6. Hair dryers/heat guns will help to get rid of wrinkles and creases, but it will never be permanent. Don’t burn the leather by holding it too close, and always have a shoe tree inside your shoes when attempting this. Do not do this on tan shoes, though, unless you want to darken them significantly.
7. Tan shoes are the hardest to polish, 1. Because it is extremely difficult to keep them the same shade of tan; 2. Because it is very difficult to get any stains out of them. Once ruined, tan shoes are pretty much un-salvageable unless you dye them (preferably by giving them to a patina artist). This is simply the downfall of tan shoes.
8. Blue wax polish will give you a nicer and shinier shine than black polish on black leather dress shoes.
9. A mirror shine should only really be on the toe caps, heel counters, and sometimes the facing. Everywhere else should not have the glass-like effect but rather a nice blending look. The reason is that the rest of the shoe bends, and therefore, the polish will crack and leave an unpleasant look. The heels and caps have stiffeners underneath them to keep them from bending (in theory). This is one of the more important shoe shining tips. Over shining your shoes will create its own set of issues.

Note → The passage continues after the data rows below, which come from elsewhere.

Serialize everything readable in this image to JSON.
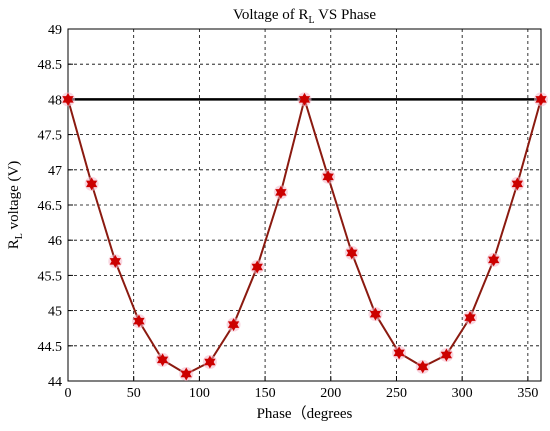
{
  "chart_data": {
    "type": "line",
    "title": {
      "prefix": "Voltage of R",
      "sub": "L",
      "suffix": " VS Phase"
    },
    "xlabel": "Phase（degrees",
    "ylabel": {
      "prefix": "R",
      "sub": "L",
      "suffix": " voltage (V)"
    },
    "xlim": [
      0,
      360
    ],
    "ylim": [
      44,
      49
    ],
    "xticks": [
      0,
      50,
      100,
      150,
      200,
      250,
      300,
      350
    ],
    "xtick_labels": [
      "0",
      "50",
      "100",
      "150",
      "200",
      "250",
      "300",
      "350"
    ],
    "yticks": [
      44,
      44.5,
      45,
      45.5,
      46,
      46.5,
      47,
      47.5,
      48,
      48.5,
      49
    ],
    "ytick_labels": [
      "44",
      "44.5",
      "45",
      "45.5",
      "46",
      "46.5",
      "47",
      "47.5",
      "48",
      "48.5",
      "49"
    ],
    "grid": true,
    "series": [
      {
        "color": "#cc0000",
        "line_color": "#8b1a10",
        "marker": "hexagram",
        "x": [
          0,
          18,
          36,
          54,
          72,
          90,
          108,
          126,
          144,
          162,
          180,
          198,
          216,
          234,
          252,
          270,
          288,
          306,
          324,
          342,
          360
        ],
        "y": [
          48.0,
          46.8,
          45.7,
          44.85,
          44.3,
          44.1,
          44.27,
          44.8,
          45.62,
          46.68,
          48.0,
          46.9,
          45.82,
          44.95,
          44.4,
          44.2,
          44.37,
          44.9,
          45.72,
          46.8,
          48.0
        ]
      },
      {
        "color": "#000000",
        "x": [
          0,
          360
        ],
        "y": [
          48,
          48
        ]
      }
    ]
  }
}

10. I don’t wash my welt brushes as the more wax buildup, the better it will get into the pores of the leather when applying cream polish. But then I use 6 different welt brushes: 1 for black, 1 for tan, 1 for mid brown, 1 for dark brown, 1 for burgundy, and 1 for various other colors.


11. Nylon, women’s tights, pantyhoes, etc will help clean your shoes, leave a small shine, and get off any light scuffs that could be on the leather.
12. Once the surface of the leather has been compromised (such as a cut or leather coming off), it cannot be undone or repaired by wax/cream. It can be filled in with special products and shined over, but that is not necessarily permanent. I do not suggest attempting this yourself.
13. A quick shine will never be a real mirror shine. It will be shiny, no doubt, but won’t last very long. A real mirror takes time, a lot of it. The pores have to be completely filled in order to make a flat surface. That flat surface is what essentially is the ‘glass’ effect. No quick shine can do that. Never trust anything that claims to do a mirror or glass shine in anything less than an hour.
14. There is a fine balance between wax ‘n’ water applications. It cannot be explained but only learned by doing. Always start with a little and work your way up. Too much of anything is never good.
15. The more porous the leather, the longer and harder it will be/take to shine. The less porous, the easier.
16. Shoe shining should be therapeutic. If it is not, then you are not doing it right. Relax, don’t think too much, and see that a little goes a long way.
The products I have used to create the mirror shines shown here are Saphir’s Pate De Lux and their renovateur to prep the leather to accept the wax polish easier. See them below and click the links to go directly to them.
I hope that you have enjoyed my shoe shining tips & tricks list. Use it wisely, and let’s see those mirror shines!